Airwolf Aerospace has won FAA and European Aviation Safety Authority approval for the tape’s installation on R22s and R44s. The FAA also recognizes the tape installation as an alternative means of compliance with Airworthiness Directive 2007-26-12, which targets the Robinson blade delamination problem. Use of the tape eliminates the need for daily preflight visual checks of the blades that are otherwise required by the AD.
Quest added that the Army uses the same system on its helicopters stationed in the Middle East, which resulted in blade lives jumping from 20 to 200 flight hours.

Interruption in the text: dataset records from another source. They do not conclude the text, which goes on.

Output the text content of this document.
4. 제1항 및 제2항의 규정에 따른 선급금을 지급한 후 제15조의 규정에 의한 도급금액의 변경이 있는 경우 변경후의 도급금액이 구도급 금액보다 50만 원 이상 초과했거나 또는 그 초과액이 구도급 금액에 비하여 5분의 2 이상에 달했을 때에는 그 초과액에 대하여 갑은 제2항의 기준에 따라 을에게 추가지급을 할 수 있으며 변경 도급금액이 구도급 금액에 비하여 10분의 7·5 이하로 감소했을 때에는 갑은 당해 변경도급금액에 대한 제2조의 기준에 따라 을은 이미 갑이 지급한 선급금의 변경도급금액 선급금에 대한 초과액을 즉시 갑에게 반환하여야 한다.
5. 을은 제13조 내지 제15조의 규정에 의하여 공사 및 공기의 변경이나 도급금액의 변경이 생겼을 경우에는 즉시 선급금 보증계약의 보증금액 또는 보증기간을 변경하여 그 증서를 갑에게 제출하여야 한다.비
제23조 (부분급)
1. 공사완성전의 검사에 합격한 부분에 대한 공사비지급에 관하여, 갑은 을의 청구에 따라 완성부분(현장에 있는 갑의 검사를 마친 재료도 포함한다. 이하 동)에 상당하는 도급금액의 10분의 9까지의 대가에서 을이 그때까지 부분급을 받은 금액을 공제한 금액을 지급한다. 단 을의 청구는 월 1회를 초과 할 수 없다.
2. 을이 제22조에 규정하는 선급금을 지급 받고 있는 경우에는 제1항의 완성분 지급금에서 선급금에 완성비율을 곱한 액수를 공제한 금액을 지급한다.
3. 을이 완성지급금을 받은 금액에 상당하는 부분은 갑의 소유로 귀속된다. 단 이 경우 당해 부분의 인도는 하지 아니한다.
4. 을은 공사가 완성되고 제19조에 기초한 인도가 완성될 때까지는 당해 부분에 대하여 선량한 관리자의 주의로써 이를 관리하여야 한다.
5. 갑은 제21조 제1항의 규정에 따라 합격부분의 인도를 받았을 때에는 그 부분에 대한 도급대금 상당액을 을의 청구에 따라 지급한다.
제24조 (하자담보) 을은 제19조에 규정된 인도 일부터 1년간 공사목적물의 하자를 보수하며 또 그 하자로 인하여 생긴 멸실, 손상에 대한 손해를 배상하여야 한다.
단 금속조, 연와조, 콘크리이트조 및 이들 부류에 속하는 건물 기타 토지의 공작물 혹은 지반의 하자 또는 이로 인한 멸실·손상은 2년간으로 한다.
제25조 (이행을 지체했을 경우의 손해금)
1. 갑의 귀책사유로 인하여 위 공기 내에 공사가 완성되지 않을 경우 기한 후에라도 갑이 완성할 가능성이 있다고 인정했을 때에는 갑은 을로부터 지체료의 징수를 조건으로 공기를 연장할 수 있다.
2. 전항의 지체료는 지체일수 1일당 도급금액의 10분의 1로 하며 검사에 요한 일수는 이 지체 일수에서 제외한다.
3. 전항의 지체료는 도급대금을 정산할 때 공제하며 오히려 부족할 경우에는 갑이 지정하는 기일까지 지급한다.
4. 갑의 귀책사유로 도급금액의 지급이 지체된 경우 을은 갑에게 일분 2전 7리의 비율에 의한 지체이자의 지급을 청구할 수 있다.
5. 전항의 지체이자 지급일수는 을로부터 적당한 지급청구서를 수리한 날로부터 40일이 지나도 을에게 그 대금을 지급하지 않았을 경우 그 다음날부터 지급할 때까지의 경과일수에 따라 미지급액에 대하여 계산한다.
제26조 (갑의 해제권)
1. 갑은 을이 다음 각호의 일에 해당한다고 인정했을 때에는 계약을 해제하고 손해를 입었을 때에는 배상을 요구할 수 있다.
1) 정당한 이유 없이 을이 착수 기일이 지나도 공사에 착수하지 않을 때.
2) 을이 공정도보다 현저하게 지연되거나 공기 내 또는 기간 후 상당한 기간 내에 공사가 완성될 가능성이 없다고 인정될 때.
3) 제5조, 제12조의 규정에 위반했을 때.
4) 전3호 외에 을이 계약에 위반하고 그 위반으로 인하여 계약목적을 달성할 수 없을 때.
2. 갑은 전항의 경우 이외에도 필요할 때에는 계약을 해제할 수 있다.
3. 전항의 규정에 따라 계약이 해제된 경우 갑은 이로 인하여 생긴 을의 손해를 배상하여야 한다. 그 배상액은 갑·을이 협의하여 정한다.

Robinson Helicopter’s position is that delamination is not a problem if operators follow the maintenance manual’s requirement to ensure that all blade surfaces remain completely painted, thus sealing out moisture. Quest counters that Airwolf’s tape kits, which sell for $1,200 for the R22 and $2,500 for the R44, are more cost-effective than repainting a blade when sections become exposed through regular wear and tear.
Vendors are pushing the state of the art in composites inspection and repair. Thermal Wave Imaging of Ferndale, Mich., for instance, has worked with the U.S. Navy to develop a portable thermal inspection system for detecting subsurface flaws in metal and composite structures. According to the company, its ThermoScope system uses a unique approach to processing infrared image data to detect delamination, corrosion and small amounts of fluid infiltration "that were previously undetectable by thermal inspection methods." The system has been used on components for U.S. Marine Corps Bell/Boeing V-22s and Boeing CH-46s and U.S. Army Boeing AH-64s and CH-47s and Sikorsky UH-60s. (A CH-46 main rotor blade root crack is shown in the ThermoScope image on page 32.)
In the end, whether the issue is trying to detect, repair or prevent problems, rotor blades take very good care of people. It’s very important that we take good care of them, too.
Life-Cycle Costs a Key Design Concern for BERP 4
AgustaWestland’s design, development and production of its new BERP 4 main rotor blades have pushed the boundaries of the practical use of composite materials in helicopter components. AgustaWestland’s efforts are only the latest in that regard, the development and fielding of the NH90 transport helicopter still being the most notable. A product of the partnership of AgustaWestland, Eurocopter and Stork Fokker Aerospace, the NH90 airframe is made entirely of composites. But the BERP 4 effort is noteworthy, too.
The British Experimental Rotor Program had seven goals for the fourth-generation blades: reduced initial and life-cycle costs, reduced rotor vibration at high and low speeds, improved hover and forward flight performance, improved damage tolerance, increased erosion resistance and reduced signatures. Achieving the first two concerning costs required rethinking how rotor blades are produced and maintained throughout their service lives, which drove a number of innovations that AgustaWestland officials say will filter down to blades for all their helicopters. One example? AgustaWestland developed removable blade caps to simplify repair of damage when blade tips strike objects.
The largely composite BERP 4 blades are entering service this year on AW101s operated by the U.K. Royal Air Force. The test AW101 that achieved certification of the BERP 4 blades is shown below. AW101s fitted with BERP 4 blades have also been flown at weights up to 36,376 lb (16,500 kg) — 4,189 lb (1,900 kg) more than the normal Merlin gross weight.